The Zilog Z180 is an 8-bit microprocessor designed by Zilog as a successor to the Z80. It is compatible with the large base of software written for the Z80 instruction set. The Z180 family adds higher performance and integrated peripheral functions like clock generator, 16-bit counters/timers, interrupt controller, wait-state generators, serial ports and a DMA controller. It uses separate read and write strobes, sharing similar timings with the Z80 and Intel processors. The on-chip memory management unit (MMU) has the capability of addressing up to 1 MB of memory. It is possible to configure the Z180 to operate as the Hitachi HD64180.

==Variants==

| Chip | Speed (MHz) | Timers | I/O | Comm.

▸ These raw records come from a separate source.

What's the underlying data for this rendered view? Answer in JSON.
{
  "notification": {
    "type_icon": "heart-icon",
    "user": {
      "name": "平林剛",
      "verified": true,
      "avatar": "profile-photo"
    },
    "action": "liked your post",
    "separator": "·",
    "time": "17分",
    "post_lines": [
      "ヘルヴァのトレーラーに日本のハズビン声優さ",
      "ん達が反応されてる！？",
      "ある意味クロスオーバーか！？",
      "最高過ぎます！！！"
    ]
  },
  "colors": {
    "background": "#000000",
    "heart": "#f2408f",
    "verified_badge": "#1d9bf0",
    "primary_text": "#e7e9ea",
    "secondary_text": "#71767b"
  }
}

Contr. | Others |
|---|---|---|---|---|---|
| Z80180 | 6, 8, 10 | 2 | N/S | CPU | 1 MB MMU, 2xDMAs, 2xUARTs |
| Z80181 | 10 | 1 | 16 | CPU | 1 MB MMU, 2xDMAs, 2xUARTs |
| Z80182 | 16, 20, 33 | 2 | Clock, Serial, 24 | ESCC, CSIO, UART, PIO | S180 Megacell, 2xESCC channels, 3*8bit IO, 16550 MIMIC |
| Z80185/Z80195 | 20, 33 | 4 | 7/24 | SCC, CSIO, UART |  |
| Z8L180 | 20 | 2 | Clock Serial | CSIO, UART | 1 MB MMU, 2xDMAs, 2xUARTs, 3.3 V Operation |
| Z8L182 | 20 | 2 | Clock, Serial, 24 | ESCC, CSIO, UART, PIO | S180 Megacell, 2xESCC channels, 3*8bit IO, 16550 MIMIC, 3.3V operation |
| Z8S180 | 10, 20, 33 | 2 | Clock Serial | UART, DMA | 1 MB MMU, 2xDMAs, 2xUARTs |
| Z8S183 | 10, 20, 33 | 2 | Clock Serial | UART, DMA | 1 MB MMU, 2xDMAs, 2xUARTs 16550, MIMIC, 3.3V operation |
| Z8S189 | 10, 20, 33 | 2 | Clock Serial | UART, DMA | 1 MB MMU, 2xDMAs, 2xUARTs, 3.3V operation |

==Z80182==
The Zilog Z80182, introduced in 1997, is an enhanced, faster version of the older Z80 and is part of the Z180 microprocessor family. It is nicknamed the Zilog Intelligent Peripheral Controller (ZIP). It is also fully static (the clock can be halted and no data in the registers will be lost) and has a low EMI option that reduces the slew rate of the outputs.

The Z80182 can operate at 33 MHz with an external oscillator for 5-volt operation, or at 20 MHz using the internal oscillator for 3.3-volt operation.